Sunday, July 10, 2011

Vanishing 3 R's

===========================================================================

The three R's are of course the original 3...(nowadays there are many synthetic fakes):

1. Reading

2. 'Riting


3. 'Rithmetic


The 'Vanishing' is from kid's schools of England, America and their million dollar Clones in Hyderabad.

On par with SDM, I love my HM Father...both were stern teachers but both were lovable 'characters' because of their innumerable but forgivable follies.

I so wish that li'l Ishani would be trained in English by the two in their unique ways.

I am afraid it won't be so.

Hear Rod Little's lament from London (Spectator in DC, today):

*************************************************************************************************************

"...I would like my (5-year-old) daughter to do a bit more reading and arithmetic: if the teachers have the time. At the moment, 90 per cent of her school day is spent manufacturing artefacts out of toilet roll tubes and sugar paper or "learning through play", as it is called, a process which we were assured would continue next year during "the next stage of her educational journey". There will be no spelling tests because these can serve to lower a pupil's self-esteem, ditto learning the times tables and so on. Perhaps it is just as well that there will be no spelling tests because a) our schools use the phonic method and therefore no child can spell anything and b) the teachers aren't that good at it either----at a recent fundraising quiz night, the outgoing headmaster's team came bottom of the spelling round.

And of course my child, like all others, will soon be subjected to a new national test assessing their ability to read, which takes no account whatsoever as to whether they can spell correctly or not. They will be given 40 words on paper and asked to "sound them out"; some of these words will not be the words as you understand them at all, merely aggregations of certain sounds, which perhaps form the basis of a language on that lizard planet I was talking about..."

*****************************************************************************************************************

I have many nephews and nieces and friends of their generation 'settled' in England and America.

I know for sure that the mothers of their kids take immense pains to coach their kids at home the way my Father taught me and I taught their generation. And they all come first in spelling bees, some at the national level; and some are becoming damn good professional writers.

There is a stage in the life of a kid when rote learning is not rejected by them and they revel in it, rather; before it is too late.

Take li'l Ishani for instance. She is all of 1.5 years.
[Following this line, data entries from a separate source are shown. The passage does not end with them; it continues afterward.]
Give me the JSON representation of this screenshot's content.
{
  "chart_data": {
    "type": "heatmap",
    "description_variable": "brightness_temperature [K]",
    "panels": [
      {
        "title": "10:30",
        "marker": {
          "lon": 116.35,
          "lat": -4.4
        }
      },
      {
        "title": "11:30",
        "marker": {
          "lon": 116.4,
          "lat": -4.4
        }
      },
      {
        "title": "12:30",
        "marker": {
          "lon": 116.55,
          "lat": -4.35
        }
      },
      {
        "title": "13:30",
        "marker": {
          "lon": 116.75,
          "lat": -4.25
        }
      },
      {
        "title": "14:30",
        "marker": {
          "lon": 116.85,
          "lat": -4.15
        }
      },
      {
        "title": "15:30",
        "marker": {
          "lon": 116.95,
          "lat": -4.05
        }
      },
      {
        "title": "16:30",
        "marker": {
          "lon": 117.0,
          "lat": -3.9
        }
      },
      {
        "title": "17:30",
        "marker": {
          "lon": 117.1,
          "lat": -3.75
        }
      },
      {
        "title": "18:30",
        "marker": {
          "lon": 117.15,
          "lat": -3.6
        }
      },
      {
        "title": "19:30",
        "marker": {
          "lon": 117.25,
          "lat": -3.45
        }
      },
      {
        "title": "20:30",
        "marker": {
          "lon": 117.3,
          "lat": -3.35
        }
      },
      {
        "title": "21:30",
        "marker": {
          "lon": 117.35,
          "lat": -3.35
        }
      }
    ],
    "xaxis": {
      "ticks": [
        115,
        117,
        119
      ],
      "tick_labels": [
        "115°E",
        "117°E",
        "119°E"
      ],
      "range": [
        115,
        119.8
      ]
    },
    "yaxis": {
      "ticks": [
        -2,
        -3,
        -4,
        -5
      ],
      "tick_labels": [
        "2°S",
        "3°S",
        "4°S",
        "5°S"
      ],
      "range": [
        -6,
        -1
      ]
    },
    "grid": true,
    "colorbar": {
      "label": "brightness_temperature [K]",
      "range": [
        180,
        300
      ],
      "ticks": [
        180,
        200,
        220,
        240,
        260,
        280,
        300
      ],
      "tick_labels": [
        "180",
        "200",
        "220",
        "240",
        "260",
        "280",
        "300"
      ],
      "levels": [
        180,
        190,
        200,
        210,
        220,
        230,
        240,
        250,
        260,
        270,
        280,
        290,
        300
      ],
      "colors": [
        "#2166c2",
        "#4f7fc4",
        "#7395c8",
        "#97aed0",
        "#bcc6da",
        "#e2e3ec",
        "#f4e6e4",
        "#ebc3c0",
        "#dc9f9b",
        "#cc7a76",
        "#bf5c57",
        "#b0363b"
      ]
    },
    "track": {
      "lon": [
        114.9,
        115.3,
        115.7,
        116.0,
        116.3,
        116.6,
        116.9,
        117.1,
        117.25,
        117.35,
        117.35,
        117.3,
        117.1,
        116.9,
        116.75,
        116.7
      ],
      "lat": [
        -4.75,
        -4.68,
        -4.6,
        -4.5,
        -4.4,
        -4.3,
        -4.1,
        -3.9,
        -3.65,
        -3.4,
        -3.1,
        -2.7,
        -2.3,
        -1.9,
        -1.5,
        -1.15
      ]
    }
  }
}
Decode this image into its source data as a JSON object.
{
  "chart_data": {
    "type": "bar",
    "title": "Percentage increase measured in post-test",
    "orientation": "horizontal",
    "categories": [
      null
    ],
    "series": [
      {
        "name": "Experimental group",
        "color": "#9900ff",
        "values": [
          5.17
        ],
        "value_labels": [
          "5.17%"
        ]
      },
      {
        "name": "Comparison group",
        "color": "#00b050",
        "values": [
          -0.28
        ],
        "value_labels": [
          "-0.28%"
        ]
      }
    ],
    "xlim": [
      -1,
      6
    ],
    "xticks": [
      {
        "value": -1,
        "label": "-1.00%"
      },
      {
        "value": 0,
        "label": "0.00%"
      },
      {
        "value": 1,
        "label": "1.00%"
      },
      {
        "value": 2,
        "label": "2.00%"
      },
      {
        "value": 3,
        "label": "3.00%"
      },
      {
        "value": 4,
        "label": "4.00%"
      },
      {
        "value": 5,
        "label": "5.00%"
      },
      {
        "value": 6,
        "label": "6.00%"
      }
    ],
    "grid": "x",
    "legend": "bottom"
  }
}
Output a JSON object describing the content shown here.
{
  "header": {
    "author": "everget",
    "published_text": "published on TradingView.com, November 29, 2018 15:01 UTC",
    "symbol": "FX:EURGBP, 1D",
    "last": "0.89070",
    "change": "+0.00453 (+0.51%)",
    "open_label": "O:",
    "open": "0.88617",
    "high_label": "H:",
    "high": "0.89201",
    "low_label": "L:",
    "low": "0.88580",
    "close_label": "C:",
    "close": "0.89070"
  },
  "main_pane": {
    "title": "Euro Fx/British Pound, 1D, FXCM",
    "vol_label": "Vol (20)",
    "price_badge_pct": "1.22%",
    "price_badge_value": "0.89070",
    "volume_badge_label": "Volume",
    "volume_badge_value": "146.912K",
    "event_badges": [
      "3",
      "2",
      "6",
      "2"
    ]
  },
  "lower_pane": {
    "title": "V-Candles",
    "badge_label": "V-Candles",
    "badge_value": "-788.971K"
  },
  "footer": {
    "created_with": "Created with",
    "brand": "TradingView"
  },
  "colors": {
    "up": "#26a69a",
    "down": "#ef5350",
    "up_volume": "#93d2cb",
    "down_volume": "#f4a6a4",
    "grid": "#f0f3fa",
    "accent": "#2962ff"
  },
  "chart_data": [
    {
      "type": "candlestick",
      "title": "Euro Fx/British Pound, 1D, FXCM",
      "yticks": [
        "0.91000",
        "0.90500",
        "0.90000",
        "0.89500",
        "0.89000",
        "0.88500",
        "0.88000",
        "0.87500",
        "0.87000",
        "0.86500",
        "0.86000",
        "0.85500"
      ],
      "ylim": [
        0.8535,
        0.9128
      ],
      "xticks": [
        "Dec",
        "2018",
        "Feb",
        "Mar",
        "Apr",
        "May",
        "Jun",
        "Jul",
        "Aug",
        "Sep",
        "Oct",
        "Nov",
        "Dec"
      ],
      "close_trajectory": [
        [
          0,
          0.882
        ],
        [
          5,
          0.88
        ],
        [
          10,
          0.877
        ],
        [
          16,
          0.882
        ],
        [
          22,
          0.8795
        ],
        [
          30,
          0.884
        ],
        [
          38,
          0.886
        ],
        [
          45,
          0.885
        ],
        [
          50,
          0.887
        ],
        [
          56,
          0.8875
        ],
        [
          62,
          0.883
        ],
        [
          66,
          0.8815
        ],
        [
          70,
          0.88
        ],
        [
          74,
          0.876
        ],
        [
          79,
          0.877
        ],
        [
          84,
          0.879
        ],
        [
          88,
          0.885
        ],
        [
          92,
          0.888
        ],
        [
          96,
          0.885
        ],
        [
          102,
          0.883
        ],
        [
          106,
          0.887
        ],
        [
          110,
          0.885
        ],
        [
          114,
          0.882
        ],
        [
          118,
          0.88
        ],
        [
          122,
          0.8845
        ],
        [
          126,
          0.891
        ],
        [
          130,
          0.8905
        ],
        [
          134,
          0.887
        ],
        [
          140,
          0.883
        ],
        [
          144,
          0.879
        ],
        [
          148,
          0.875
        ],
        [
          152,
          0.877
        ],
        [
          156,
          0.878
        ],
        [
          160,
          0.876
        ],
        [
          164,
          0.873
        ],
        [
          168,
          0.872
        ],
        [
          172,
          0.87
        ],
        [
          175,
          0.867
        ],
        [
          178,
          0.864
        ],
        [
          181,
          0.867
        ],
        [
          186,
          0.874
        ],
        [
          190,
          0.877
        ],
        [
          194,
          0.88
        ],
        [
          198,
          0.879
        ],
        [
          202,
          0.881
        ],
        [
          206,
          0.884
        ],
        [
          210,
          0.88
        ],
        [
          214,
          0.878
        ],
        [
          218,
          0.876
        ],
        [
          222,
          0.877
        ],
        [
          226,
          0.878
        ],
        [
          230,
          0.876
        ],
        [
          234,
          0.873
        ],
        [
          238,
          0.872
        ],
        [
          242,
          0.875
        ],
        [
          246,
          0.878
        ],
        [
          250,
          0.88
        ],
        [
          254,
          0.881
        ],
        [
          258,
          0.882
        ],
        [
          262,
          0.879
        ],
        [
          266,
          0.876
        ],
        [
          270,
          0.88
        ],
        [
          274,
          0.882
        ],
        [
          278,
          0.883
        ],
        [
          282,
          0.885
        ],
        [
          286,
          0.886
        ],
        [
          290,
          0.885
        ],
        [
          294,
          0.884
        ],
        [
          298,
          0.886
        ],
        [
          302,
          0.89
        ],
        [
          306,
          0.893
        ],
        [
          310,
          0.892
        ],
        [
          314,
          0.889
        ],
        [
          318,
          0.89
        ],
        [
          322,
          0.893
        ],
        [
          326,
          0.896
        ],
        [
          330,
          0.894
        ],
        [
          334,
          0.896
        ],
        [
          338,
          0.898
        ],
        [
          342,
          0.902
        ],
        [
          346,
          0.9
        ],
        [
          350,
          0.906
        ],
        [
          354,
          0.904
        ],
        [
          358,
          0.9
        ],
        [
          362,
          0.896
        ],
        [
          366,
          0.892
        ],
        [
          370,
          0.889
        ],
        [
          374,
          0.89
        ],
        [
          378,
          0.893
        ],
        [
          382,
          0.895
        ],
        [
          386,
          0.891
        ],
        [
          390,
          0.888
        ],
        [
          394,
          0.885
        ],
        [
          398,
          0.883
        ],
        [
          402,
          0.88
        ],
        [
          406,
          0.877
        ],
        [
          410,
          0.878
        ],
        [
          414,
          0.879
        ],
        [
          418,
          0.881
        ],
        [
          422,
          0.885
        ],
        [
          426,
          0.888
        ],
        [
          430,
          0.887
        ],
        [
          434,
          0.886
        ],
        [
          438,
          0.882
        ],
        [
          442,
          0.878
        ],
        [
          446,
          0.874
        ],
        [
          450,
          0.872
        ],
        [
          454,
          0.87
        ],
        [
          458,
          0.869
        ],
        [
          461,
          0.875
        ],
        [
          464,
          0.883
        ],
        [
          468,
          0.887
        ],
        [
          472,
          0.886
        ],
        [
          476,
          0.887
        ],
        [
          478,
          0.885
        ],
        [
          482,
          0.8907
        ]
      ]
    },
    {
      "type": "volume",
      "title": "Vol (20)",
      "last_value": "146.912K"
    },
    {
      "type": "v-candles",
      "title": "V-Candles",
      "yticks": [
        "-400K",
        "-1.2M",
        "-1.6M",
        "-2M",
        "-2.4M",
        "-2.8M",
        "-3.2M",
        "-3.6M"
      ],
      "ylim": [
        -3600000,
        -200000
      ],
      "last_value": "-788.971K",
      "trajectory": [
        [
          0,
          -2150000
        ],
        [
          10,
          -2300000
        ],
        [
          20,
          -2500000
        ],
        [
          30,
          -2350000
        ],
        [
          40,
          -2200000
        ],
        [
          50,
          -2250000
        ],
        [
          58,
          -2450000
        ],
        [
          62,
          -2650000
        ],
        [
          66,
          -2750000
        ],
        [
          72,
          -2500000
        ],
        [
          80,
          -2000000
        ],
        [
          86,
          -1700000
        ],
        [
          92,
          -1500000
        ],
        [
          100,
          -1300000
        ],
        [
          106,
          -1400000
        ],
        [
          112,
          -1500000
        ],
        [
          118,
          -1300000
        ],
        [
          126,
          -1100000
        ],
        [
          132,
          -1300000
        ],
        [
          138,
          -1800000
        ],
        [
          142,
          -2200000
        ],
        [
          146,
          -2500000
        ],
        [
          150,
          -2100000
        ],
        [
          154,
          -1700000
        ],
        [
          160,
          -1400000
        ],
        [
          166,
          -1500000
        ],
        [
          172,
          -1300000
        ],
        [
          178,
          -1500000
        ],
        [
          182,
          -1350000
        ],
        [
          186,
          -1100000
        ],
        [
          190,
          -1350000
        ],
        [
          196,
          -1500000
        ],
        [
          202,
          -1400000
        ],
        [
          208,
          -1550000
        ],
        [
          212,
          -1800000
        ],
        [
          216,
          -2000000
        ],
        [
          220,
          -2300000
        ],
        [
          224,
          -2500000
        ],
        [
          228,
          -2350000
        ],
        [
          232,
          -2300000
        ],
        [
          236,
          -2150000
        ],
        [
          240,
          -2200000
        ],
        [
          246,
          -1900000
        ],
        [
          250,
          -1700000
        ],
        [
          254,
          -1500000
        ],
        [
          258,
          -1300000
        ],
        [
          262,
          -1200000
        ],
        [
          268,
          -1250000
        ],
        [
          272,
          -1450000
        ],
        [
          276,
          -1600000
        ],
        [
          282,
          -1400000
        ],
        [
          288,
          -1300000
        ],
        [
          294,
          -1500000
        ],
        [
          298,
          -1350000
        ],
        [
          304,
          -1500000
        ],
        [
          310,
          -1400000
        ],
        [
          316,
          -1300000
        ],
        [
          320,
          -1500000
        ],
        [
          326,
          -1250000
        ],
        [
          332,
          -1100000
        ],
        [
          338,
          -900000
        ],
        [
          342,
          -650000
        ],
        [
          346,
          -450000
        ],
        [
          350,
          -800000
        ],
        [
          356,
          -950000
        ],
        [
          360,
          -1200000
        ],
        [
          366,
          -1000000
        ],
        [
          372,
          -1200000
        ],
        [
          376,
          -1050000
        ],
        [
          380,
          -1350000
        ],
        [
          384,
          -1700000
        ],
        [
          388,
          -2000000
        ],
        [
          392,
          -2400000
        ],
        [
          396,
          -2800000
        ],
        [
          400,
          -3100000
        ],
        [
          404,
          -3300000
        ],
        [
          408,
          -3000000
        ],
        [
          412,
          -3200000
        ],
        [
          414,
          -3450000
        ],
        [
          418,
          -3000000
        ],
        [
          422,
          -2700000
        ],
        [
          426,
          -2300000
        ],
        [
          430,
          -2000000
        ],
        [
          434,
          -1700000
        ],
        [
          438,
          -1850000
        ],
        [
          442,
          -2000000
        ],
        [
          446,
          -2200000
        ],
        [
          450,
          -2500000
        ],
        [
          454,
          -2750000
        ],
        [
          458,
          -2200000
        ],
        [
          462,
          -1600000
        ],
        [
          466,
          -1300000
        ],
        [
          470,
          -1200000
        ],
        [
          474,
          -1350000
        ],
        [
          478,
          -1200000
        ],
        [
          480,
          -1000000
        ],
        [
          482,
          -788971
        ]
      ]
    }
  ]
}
There is no way her mom can feed her unless she puts one or the other of Ishani's Rhymes Books in her lap.

And what great fun it is to watch Ishani stand, spin, gambol, and drop down to the floor muttering all the time:

"hinga hinga hoaases, pokitful of poaaases..."

again and again; and insist I join her...



===========================================================================

1 comment:

  1. There is a scandalous bloomer in the syntax of that sentence above:

    "On par with SDM, I love my HM Father...".

    SDM and my Father did meet up for half an hour in SDM's Qrs during which SDM gave no chance to my Father or me or my sister (a KGPhian) to utter a single word except appreciation for him.

    Maybe, as the above sentence reads, SDM did love my Father on par with me.

    But he didn't tell me so...

    It ought to be:

    "I love my Father on par with SDM..".

    Sorry for that....Ishani is away at Nellore and there is no one to check and correct my blog-bloomers here.

    As William Radice once wrote to me, after going in print in The Statesman that I am a teacher of English:

    "It is so difficult not to make mistakes."